Outro exemplo, muito mais triste, são os Bálcãs. Os conflitos iugoslavos da década de 1990, incluindo o Kosovo e o referendo em Montenegro, são a mesma correção de fronteiras mal e injustamente traçadas que emergiram após o colapso dos impérios Austro-Húngaro e Otomano, onde a economia de curto prazo interferiu em processos históricos mais estáveis. E para regulá-los adequadamente, devemos olhar não para o mapa econômico mais recente com os sinais de recursos naturais explorados (embora isso também seja muito importante), mas para o antigo mapa imperial, sobre o qual os atuais Estados-nação são agora aplicados – de forma grosseira e tortuosa. Se os historiadores não afastarem o capital global da política mundial, não haverá ninguém para extrair, nada para extrair e não haverá tempo. E regiões inteiras do mundo podem se afogar na sangrenta correção dos erros da descolonização, muitos dos quais com mais de cem anos.
Psicoterapia geopolítica
No trabalho de um psicoterapeuta, um dos métodos é relembrar o trauma sofrido na infância apenas para esquecê-lo mais tarde. Mas esquecê-lo "de acordo com todas as regras" — para que não cause mais ansiedade dolorosa. É exatamente esse o tipo de ansiedade não tratada que caracteriza a maioria dos conflitos geopolíticos descongelados hoje.
Se a Palestina fosse a um psicoterapeuta global como esse, lembraria que também foi traumatizada pelos resultados da Primeira Guerra Mundial. E foi traumatizada, como muitas outras, no momento da transição do mundo dos impérios para o mundo das nações. Ainda não as Nações Unidas, mas apenas a Liga das Nações. Quando o tecido social existente estava sendo cortado ao extremo. Antecipando o fim do domínio otomano sobre a região, bem como a natureza urgente e de curto prazo do mandato britânico para governar a Palestina, Londres iniciou um reassentamento massivo, ativo e deliberadamente conflituoso da população judaica na região, transformando, literalmente, em 40 anos, uma região inteiramente árabe em uma região quase inteiramente judaica. O resultado é um genocídio sistemático da população árabe, sua inevitável radicalização, um Estado judeu completamente dependente da ajuda ocidental e uma política neocolonialista americano-britânica em uma região que não é mais colônia de ninguém.
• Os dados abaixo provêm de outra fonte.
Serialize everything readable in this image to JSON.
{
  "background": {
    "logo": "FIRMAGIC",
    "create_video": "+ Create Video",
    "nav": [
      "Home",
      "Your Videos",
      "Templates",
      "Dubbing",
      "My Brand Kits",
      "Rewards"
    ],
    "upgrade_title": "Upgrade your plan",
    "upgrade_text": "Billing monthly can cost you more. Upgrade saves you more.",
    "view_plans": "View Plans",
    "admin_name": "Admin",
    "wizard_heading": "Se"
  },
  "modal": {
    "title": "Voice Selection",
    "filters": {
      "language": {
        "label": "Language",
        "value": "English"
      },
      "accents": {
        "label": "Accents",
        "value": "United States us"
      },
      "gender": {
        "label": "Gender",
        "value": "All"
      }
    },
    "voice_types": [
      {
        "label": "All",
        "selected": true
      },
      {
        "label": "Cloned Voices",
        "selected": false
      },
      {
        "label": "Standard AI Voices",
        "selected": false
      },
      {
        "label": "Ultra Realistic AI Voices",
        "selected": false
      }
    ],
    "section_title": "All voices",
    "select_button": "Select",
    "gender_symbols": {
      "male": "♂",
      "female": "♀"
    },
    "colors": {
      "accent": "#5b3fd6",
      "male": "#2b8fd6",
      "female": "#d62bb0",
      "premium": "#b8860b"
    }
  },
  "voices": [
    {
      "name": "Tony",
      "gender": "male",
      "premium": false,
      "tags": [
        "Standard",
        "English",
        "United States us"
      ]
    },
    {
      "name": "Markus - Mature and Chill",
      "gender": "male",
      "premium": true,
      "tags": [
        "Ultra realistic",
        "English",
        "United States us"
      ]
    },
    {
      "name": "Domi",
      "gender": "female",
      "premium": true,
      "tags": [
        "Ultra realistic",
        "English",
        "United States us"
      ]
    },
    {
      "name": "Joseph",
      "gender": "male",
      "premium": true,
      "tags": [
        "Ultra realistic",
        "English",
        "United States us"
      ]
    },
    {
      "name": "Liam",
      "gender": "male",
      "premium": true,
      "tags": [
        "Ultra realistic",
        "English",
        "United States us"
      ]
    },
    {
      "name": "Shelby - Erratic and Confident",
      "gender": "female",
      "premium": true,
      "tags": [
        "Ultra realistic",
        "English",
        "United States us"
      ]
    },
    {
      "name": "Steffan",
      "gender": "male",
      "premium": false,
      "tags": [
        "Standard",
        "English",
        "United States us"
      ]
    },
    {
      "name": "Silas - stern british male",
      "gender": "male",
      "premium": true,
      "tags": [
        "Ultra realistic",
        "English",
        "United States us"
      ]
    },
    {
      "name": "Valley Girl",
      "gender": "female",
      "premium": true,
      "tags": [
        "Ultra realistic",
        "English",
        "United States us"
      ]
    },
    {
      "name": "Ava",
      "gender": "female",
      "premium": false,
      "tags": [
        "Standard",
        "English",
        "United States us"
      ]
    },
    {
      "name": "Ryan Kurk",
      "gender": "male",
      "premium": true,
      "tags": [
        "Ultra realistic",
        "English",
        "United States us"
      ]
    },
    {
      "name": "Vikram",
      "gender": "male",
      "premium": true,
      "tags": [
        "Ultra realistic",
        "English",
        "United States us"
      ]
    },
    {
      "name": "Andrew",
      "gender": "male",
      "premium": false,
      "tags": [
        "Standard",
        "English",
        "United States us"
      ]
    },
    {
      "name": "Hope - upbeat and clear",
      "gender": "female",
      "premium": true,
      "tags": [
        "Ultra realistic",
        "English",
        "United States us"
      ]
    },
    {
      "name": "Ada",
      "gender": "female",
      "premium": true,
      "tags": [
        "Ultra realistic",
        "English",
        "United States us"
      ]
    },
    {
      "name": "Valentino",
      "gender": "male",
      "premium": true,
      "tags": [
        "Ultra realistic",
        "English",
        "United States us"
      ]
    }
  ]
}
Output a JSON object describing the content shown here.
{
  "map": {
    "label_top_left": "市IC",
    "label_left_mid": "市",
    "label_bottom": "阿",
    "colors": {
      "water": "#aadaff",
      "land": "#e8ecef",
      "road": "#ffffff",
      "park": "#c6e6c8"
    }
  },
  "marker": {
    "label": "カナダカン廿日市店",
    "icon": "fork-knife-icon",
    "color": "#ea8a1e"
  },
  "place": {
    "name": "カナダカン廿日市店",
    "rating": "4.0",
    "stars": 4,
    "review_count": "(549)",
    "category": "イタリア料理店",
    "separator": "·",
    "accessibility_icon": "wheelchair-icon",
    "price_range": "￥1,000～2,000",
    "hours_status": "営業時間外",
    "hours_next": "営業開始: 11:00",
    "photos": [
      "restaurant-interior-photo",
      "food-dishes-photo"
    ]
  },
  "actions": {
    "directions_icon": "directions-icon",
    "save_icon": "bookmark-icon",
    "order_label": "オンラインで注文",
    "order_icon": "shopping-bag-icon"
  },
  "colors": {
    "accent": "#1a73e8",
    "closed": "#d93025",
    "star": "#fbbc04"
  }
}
O próximo cliente do psicoterapeuta, a China, teria contado a mesma história. Um Estado próspero que produzia absolutamente qualquer mercadoria, de qualidade muito superior à ocidental, tornou-se objeto da política colonial das potências europeias. Em primeiro lugar, a Grã-Bretanha. Eles encontraram algo para vender. Ópio. As Guerras do Ópio de 1840-1842 e 1856-1860 marcaram o início de uma guerra civil de cem anos na China, e seus resultados formaram a base para tratados sob os quais a China perdeu grandes territórios em favor das potências europeias. Em 1949, superou essa injustiça e expulsou os invasores britânicos, japoneses e outros do país. Mas ainda está na mira de outro porta-aviões inafundável do neocolonialismo – Taiwan.
A que conclusão devem chegar os líderes de países como China, Irã e Palestina ao receberem tais "saudações do passado" que não foram processadas a tempo? Se um psicoterapeuta não ajudar, você precisa resolver esses problemas sozinho. Afinal, só os fracos têm traumas de infância, enquanto os fortes têm cicatrizes de batalha.
Onde está a psicoterapia e onde está a anatomia patológica?
Se no Extremo Oriente falamos de psicoterapia geopolítica, no Oriente Médio o resultado da descolonização inacabada, que a URSS realizou ao longo do século XX por meio do Conselho de Segurança da ONU e da Comissão de Descolonização, já se tornou o desmembramento total.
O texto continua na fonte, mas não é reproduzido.